Section 6653(a)(1)(A) imposes an addition to tax if any part of an underpayment of tax is due to negligence or intentional disregard of rules or regulations. Section 6653(a)(1)(B) imposes an addition to tax of 50 percent of the interest due on that portion of an underpayment attributable to negligence. Negligence is defined as the failure to do what a reasonable and ordinarily prudent person would do under the circumstances. Neely v. Commissioner [Dec. 42,540], 85 T.C. 934, 947 (1985). Petitioner also has the burden of proof on this issue. Bixby v. Commissioner [Dec. 31,493], 58 T.C. 757, 791 (1972). We have held that failure to file a return without reasonable cause is prima facie negligence. Emmons v. Commissioner [Dec. 45,490], 92 T.C. 342, 349 (1989), affd. [90-1 USTC ╤ 50,217] 898 F.2d 50 (5th Cir. 1990). Accordingly, in view of the fact that petitioner failed to timely file his 1987 and 1988 returns without reasonable cause, it follows that he is liable for the additions to tax for negligence.

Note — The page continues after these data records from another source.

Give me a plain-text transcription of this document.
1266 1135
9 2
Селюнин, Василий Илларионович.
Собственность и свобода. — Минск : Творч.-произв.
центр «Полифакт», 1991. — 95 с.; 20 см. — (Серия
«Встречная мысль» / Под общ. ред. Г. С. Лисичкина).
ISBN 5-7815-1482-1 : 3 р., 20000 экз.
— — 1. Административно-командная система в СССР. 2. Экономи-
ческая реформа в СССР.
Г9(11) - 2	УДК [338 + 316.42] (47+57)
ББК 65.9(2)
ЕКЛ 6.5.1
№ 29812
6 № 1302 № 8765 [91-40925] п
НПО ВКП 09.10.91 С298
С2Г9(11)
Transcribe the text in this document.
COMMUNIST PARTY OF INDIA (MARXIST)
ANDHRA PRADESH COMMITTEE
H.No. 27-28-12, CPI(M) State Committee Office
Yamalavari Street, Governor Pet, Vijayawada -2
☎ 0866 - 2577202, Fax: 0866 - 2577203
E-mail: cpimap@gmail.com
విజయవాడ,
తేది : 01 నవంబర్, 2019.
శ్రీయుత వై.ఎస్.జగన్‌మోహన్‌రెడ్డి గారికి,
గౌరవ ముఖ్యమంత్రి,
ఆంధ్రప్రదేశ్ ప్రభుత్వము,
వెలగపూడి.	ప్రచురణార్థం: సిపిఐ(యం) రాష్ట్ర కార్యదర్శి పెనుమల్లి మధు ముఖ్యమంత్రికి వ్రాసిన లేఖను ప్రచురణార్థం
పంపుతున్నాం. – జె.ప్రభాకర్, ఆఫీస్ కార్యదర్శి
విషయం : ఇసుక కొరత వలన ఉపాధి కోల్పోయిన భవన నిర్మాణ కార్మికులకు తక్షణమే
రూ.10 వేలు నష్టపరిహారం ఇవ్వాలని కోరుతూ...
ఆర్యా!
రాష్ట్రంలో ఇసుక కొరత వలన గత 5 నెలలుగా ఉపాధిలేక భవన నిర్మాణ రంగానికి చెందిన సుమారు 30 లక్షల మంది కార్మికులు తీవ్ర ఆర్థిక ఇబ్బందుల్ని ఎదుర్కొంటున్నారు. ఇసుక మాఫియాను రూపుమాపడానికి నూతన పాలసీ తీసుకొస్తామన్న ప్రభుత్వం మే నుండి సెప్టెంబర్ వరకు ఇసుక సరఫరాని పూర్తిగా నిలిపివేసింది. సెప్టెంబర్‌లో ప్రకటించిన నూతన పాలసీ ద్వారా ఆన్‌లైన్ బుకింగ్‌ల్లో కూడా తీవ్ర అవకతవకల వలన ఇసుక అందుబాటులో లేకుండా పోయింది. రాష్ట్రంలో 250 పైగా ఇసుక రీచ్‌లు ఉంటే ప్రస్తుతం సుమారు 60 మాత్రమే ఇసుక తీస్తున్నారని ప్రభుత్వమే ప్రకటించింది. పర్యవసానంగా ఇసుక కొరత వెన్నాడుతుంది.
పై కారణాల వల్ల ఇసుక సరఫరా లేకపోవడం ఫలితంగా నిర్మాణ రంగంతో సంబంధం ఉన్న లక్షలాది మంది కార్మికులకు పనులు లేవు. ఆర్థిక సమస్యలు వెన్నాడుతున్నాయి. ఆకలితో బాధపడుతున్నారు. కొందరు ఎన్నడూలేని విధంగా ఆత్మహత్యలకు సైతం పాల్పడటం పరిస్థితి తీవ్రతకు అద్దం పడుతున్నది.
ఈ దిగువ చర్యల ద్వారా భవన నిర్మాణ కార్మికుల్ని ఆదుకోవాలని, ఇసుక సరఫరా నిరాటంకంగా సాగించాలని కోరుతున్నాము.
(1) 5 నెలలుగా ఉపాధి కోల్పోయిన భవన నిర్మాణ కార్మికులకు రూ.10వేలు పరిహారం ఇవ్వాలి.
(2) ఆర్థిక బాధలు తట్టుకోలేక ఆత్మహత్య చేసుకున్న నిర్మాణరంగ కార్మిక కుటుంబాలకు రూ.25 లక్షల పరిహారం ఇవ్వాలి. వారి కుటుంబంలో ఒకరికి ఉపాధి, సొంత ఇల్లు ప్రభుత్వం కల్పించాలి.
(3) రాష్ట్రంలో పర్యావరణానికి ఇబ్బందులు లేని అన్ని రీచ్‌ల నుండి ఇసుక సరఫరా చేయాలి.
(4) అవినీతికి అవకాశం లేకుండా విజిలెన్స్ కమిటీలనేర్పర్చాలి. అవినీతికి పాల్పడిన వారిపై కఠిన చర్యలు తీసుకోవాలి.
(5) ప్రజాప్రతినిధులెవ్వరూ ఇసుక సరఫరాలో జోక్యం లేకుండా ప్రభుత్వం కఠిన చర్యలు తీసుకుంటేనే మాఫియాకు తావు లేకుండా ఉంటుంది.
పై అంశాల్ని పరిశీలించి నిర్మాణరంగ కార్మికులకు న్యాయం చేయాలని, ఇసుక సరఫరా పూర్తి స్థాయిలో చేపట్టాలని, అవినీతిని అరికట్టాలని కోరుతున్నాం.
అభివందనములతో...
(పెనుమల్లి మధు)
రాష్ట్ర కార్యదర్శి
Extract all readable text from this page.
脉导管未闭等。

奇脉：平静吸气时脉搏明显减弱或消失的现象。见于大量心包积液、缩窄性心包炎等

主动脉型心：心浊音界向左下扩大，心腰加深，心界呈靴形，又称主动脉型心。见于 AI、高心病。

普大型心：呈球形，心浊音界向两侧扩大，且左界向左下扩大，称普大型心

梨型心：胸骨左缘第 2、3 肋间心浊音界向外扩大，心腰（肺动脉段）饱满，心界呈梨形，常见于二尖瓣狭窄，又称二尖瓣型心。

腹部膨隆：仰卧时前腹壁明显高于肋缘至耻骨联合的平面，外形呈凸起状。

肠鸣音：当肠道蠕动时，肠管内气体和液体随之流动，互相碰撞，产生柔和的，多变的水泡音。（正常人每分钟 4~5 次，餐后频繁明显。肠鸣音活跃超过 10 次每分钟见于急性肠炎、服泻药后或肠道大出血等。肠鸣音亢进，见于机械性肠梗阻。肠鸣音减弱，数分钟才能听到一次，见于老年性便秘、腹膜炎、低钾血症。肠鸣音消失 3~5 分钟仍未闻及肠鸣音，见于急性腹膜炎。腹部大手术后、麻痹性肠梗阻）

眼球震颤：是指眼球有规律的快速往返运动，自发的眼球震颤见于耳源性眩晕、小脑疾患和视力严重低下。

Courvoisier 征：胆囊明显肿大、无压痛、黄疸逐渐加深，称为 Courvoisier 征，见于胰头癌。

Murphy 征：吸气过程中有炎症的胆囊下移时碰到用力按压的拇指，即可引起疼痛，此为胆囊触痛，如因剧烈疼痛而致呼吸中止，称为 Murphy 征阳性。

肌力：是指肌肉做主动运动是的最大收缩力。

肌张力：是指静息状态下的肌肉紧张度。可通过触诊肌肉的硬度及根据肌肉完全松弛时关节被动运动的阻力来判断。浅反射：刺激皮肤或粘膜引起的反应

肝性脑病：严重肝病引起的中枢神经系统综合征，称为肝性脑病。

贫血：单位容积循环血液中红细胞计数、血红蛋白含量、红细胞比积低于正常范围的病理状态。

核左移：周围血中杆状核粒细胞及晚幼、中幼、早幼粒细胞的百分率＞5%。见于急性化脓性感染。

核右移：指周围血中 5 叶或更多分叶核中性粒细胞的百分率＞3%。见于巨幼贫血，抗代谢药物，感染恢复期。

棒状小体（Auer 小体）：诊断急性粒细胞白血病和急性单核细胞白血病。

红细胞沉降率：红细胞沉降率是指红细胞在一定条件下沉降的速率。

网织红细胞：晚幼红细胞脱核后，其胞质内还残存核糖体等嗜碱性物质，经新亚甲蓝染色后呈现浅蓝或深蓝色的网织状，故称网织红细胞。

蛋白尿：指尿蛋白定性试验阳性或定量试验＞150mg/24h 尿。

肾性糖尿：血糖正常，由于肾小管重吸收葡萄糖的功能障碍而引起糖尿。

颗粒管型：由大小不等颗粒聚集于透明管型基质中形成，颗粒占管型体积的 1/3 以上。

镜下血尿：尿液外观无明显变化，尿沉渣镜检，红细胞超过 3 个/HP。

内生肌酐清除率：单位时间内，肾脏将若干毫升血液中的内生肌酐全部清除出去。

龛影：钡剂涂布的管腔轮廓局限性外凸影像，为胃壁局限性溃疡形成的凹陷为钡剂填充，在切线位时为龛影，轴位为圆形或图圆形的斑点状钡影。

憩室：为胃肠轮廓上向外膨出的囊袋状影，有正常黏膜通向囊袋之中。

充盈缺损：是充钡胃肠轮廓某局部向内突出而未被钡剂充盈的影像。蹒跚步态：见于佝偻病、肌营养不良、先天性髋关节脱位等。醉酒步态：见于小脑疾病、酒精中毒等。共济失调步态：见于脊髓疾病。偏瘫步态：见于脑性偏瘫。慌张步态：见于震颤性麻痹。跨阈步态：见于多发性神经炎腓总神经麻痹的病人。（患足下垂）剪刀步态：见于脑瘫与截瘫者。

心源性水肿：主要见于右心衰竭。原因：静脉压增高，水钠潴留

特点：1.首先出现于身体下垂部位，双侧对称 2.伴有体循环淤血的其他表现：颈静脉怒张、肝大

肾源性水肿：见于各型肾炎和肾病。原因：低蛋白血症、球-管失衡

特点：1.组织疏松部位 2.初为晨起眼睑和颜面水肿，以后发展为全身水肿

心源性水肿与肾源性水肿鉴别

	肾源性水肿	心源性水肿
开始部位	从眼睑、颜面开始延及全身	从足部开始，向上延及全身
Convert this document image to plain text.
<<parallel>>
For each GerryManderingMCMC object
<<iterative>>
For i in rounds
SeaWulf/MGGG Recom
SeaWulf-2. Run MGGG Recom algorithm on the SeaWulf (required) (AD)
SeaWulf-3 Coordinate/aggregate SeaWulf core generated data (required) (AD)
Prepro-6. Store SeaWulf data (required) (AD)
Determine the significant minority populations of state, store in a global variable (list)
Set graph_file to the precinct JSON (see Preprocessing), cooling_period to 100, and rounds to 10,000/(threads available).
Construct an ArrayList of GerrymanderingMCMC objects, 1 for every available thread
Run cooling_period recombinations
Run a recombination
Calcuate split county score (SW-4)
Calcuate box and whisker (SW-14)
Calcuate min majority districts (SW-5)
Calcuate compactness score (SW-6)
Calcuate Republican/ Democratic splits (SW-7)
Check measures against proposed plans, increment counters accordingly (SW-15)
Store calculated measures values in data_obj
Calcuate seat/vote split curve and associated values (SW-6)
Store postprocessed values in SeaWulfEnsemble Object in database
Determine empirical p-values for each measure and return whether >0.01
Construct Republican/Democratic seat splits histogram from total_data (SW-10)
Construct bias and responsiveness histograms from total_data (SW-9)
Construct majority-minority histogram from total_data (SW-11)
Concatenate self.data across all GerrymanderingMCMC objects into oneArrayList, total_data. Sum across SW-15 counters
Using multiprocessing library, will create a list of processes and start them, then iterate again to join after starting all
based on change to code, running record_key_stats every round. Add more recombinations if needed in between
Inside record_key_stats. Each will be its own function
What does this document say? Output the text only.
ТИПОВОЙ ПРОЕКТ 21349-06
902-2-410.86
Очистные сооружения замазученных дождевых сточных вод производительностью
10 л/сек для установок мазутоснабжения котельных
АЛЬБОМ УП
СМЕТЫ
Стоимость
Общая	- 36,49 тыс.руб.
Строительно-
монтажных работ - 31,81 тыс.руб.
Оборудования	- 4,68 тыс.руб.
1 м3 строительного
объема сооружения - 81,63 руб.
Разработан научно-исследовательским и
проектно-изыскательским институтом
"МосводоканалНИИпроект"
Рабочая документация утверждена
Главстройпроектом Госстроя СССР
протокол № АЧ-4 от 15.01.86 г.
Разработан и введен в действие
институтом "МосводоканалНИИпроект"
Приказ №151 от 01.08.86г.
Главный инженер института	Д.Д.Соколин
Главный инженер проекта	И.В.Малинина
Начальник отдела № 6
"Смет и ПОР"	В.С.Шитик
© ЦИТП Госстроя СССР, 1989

Section 6673(a) authorizes the Court to require a taxpayer to pay the United States a penalty not exceeding $25,000 when, in its judgment, proceedings have been instituted or maintained by the taxpayer primarily for delay or the taxpayer's position in the proceeding is frivolous or groundless. Where a taxpayer has argued the frivolous position of unconstitutionality of the Internal Revenue Code, we have not hesitated to impose an appropriate penalty, whether on respondent's motion or the Court's own motion.

Petitioner's contentions in this case are clearly frivolous, but may be the result of a cause other than any "tax protester" movement. Petitioner, unlike other protesters, did cooperate with respondent in the preparation of a stipulation of facts and was responsive to the Court's questions as to his income and expense matters. Accordingly, we decline to impose any section 6673 damages in this matter, but we caution petitioner that we will not be so inclined if the frivolous contentions were to be offered again.

Decision will be entered for respondent.